NLP and Large Language Models

Important Links

LLM (and less complex Natural Language Processing (NLP) approaches) can be used to perform tasks in metadata optimisation (e.g. identify similarities, resolve conflicts, populate gaps, classify or summarize resources).

LLM can also power a chatbot interface in which a user asks questions to the bot on what type of resources they are looking for and the bot suggests options that can lead to improved search results (finding more relevant resources).

Precondition

Prompt engineering and Retrieval-Augmented Generation (RAG) are approaches for preparing text to be used as input (prompt) for a generative AI model. These techniques help to tune the usually very generic foundational LLMs to generate more specific responses with less change of halucinations. RAG, in particular, should run post harvest, but pre inclusion into the knowledge graph (to prevent the full knowledge graph is analysed at every insert).
Embeddings are numerical (vector) representations of words, phrases, or larger text fragments (or even images) and have become a key part for text analysis. Small-size embeddings can be calculated on-the-fly, but larger size (capturing more complex semantic or linguistic characteristics), as used in RAG, take time to compute and thus are best stored. Vector databases are specifically being developed for this purpose, allowing fast processing and comparing of embeddings. No preferred vector database can be selected currently, as they are under active development, we'll experiment with a number of them and select the best suited.

Metadata optimization

A component which uses NLP/LLM to improve metadata

identify similarities
- very high similarity; indication that the record (despite the different identifier) is likely the same resource
- high similarity; suggest it as a similar resource (linkage)
resolve conflicts
- if two records contain conflicting statements about a resource, try to derive from context which statement is correct
populate gaps
- if important properties are not populated (contact, title), try to derive it from context (with e.g. Named-Entity Recognition)
classify resources (add thematic keywords/tags)
- Based on context, understand which thematic keywords/tags are relevant (soil threats, soil functions, soil health indicators). Keywords/tags should be related to provided codelist or can be suggested as a potential new one to be added.
summarize resources
- If a record lacks an abstract or has a too short abstract, ask LLM to derive an abstract from the resource itself
derive spatial or temporal extent from content
- if no spatio-temporal extent is given, derive it from the resource itself or from context if possible

For each AI derived property, indicate that it has been derived by AI. (Need to be discussed how this can be indicated, e.g. with attributes / relations in the knowledge graphs?)
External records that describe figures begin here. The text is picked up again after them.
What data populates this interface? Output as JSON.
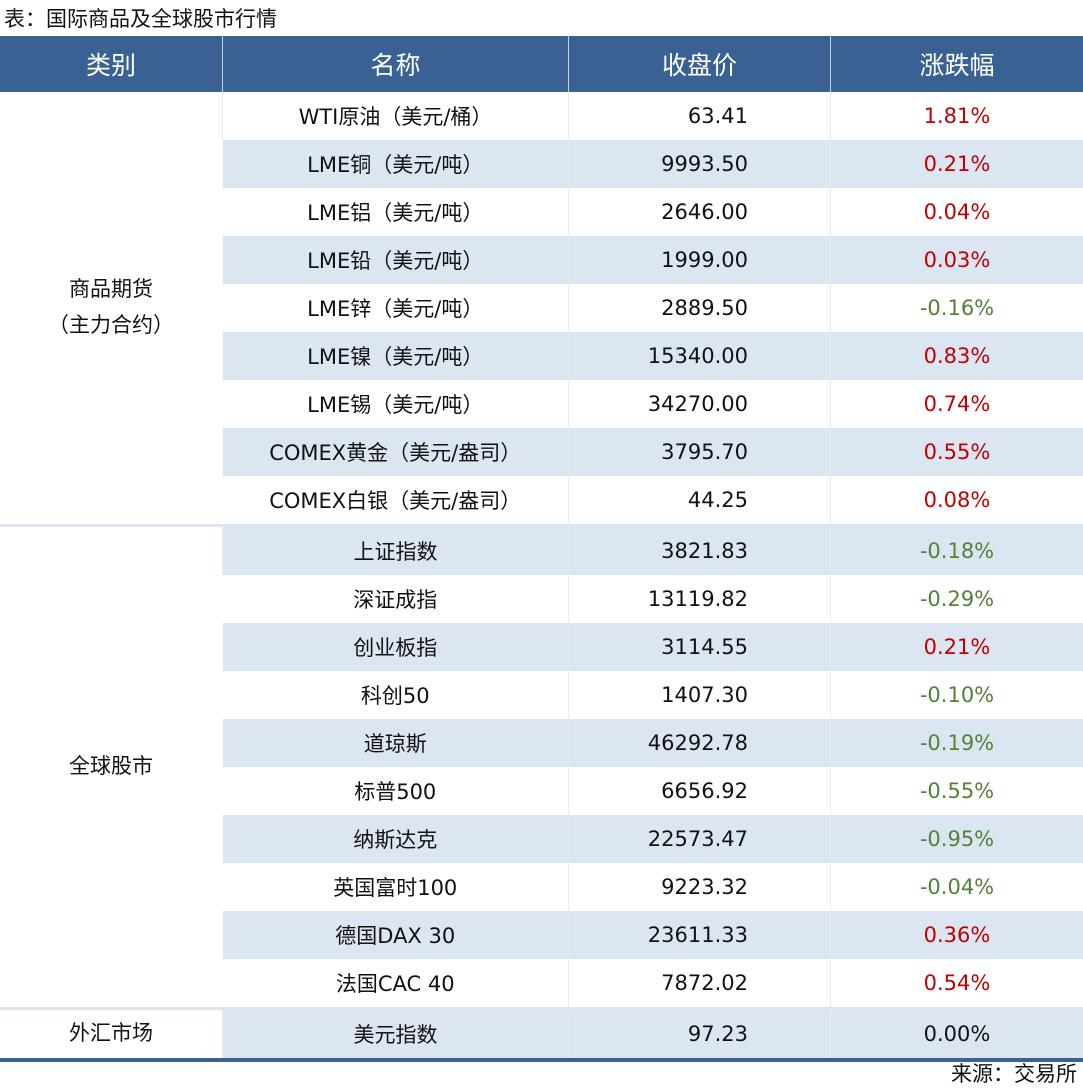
{
  "title": "表：国际商品及全球股市行情",
  "headers": [
    "类别",
    "名称",
    "收盘价",
    "涨跌幅"
  ],
  "colors": {
    "up": "#c00000",
    "down": "#548235",
    "flat": "#111111",
    "header_bg": "#3a6193",
    "stripe": "#dce6f2"
  },
  "groups": [
    {
      "category": [
        "商品期货",
        "（主力合约）"
      ],
      "rows": [
        [
          "WTI原油（美元/桶）",
          "63.41",
          "1.81%"
        ],
        [
          "LME铜（美元/吨）",
          "9993.50",
          "0.21%"
        ],
        [
          "LME铝（美元/吨）",
          "2646.00",
          "0.04%"
        ],
        [
          "LME铅（美元/吨）",
          "1999.00",
          "0.03%"
        ],
        [
          "LME锌（美元/吨）",
          "2889.50",
          "-0.16%"
        ],
        [
          "LME镍（美元/吨）",
          "15340.00",
          "0.83%"
        ],
        [
          "LME锡（美元/吨）",
          "34270.00",
          "0.74%"
        ],
        [
          "COMEX黄金（美元/盎司）",
          "3795.70",
          "0.55%"
        ],
        [
          "COMEX白银（美元/盎司）",
          "44.25",
          "0.08%"
        ]
      ]
    },
    {
      "category": [
        "全球股市"
      ],
      "rows": [
        [
          "上证指数",
          "3821.83",
          "-0.18%"
        ],
        [
          "深证成指",
          "13119.82",
          "-0.29%"
        ],
        [
          "创业板指",
          "3114.55",
          "0.21%"
        ],
        [
          "科创50",
          "1407.30",
          "-0.10%"
        ],
        [
          "道琼斯",
          "46292.78",
          "-0.19%"
        ],
        [
          "标普500",
          "6656.92",
          "-0.55%"
        ],
        [
          "纳斯达克",
          "22573.47",
          "-0.95%"
        ],
        [
          "英国富时100",
          "9223.32",
          "-0.04%"
        ],
        [
          "德国DAX 30",
          "23611.33",
          "0.36%"
        ],
        [
          "法国CAC 40",
          "7872.02",
          "0.54%"
        ]
      ]
    },
    {
      "category": [
        "外汇市场"
      ],
      "rows": [
        [
          "美元指数",
          "97.23",
          "0.00%"
        ]
      ]
    }
  ],
  "source": "来源：交易所"
}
Translate the Title, Abstract elements into English, French and German

Empower a chatbot for user support in defining (and answering) a relevant catalogue question

A chatbot is a natural language user interface to engage users in identifying what they are looking for and even provide a suggestion for an answer. Advanced LLMs provide improved text processing capabilities that can serve more usable human-machine interfaces.